The rain came from a major storm system that swept through the middle of the country beginning on Monday. Rivers have swelled from Texas to Michigan, closing roads, causing car accidents, and shutting down schools. And the rainfall isn’t expected to stop completely until this weekend.
In northern Indiana, the storm dumped its warm rain on more than a foot of snow. With the ground frozen, there was nowhere for the rainfall and snowmelt to go — except into streets, parking lots, and homes. Goshen’s outdoor pool was just about the only dry spot around.
“We’ve had flooding events in the past, but never anything this severe,” Jason Kauffman, stormwater coordinator for the City of Goshen, told Grist. “It cut the city in half.”
In the nearby city of South Bend, Indiana, the river swelled to 12.7 feet — almost two feet higher than the previous record from 1982, the National Weather Service reported. South Bend Mayor Pete Buttigieg called the event a 500-year flood — one so rare it should only occur about once in 500 years, according to flood-risk maps. Of course, climate change has other ideas.

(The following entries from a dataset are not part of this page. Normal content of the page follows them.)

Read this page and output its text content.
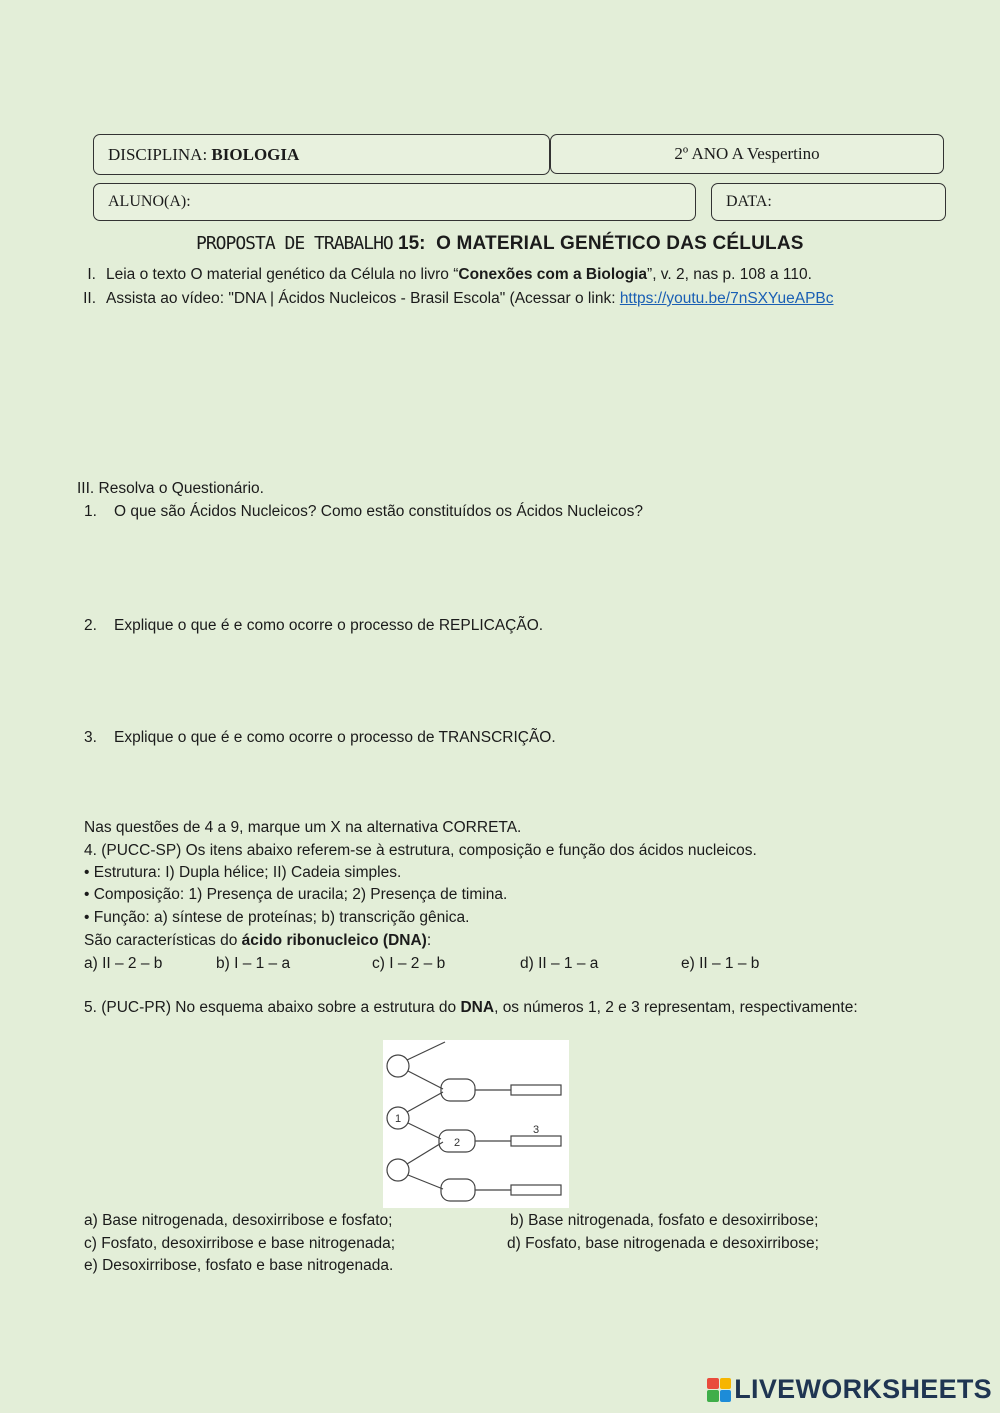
DISCIPLINA: BIOLOGIA	2º ANO A Vespertino
ALUNO(A):	DATA:
PROPOSTA DE TRABALHO 15:  O MATERIAL GENÉTICO DAS CÉLULAS
I. Leia o texto O material genético da Célula no livro “Conexões com a Biologia”, v. 2, nas p. 108 a 110.
II. Assista ao vídeo: "DNA | Ácidos Nucleicos - Brasil Escola" (Acessar o link: https://youtu.be/7nSXYueAPBc
III. Resolva o Questionário.
1. O que são Ácidos Nucleicos? Como estão constituídos os Ácidos Nucleicos?
2. Explique o que é e como ocorre o processo de REPLICAÇÃO.
3. Explique o que é e como ocorre o processo de TRANSCRIÇÃO.
Nas questões de 4 a 9, marque um X na alternativa CORRETA.
4. (PUCC-SP) Os itens abaixo referem-se à estrutura, composição e função dos ácidos nucleicos.
• Estrutura: I) Dupla hélice; II) Cadeia simples.
• Composição: 1) Presença de uracila; 2) Presença de timina.
• Função: a) síntese de proteínas; b) transcrição gênica.
São características do ácido ribonucleico (DNA):
a) II – 2 – b	b) I – 1 – a	c) I – 2 – b	d) II – 1 – a	e) II – 1 – b
5. (PUC-PR) No esquema abaixo sobre a estrutura do DNA, os números 1, 2 e 3 representam, respectivamente:
1
2
3
a) Base nitrogenada, desoxirribose e fosfato;	b) Base nitrogenada, fosfato e desoxirribose;
c) Fosfato, desoxirribose e base nitrogenada;	d) Fosfato, base nitrogenada e desoxirribose;
e) Desoxirribose, fosfato e base nitrogenada.
LIVEWORKSHEETS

The flooding is a sign of what lies ahead for the region. The Environmental Protection Agency says that climate change has increased the frequency of floods and heavy precipitation events in Indiana. And Purdue University’s Climate Change Research Center predicts that climate change will bring more winter rains to Indiana, which could make flooding worse.
Research from Stanford University last year showed that half of broken precipitation records around the globe were made more likely and more severe by climate change. And the rains that hit the northern Indiana area were certainly record-breaking.
It’s a reminder that climate change doesn’t just affect the coasts. Even for Midwesterners like me, it can hit uncomfortably close to home.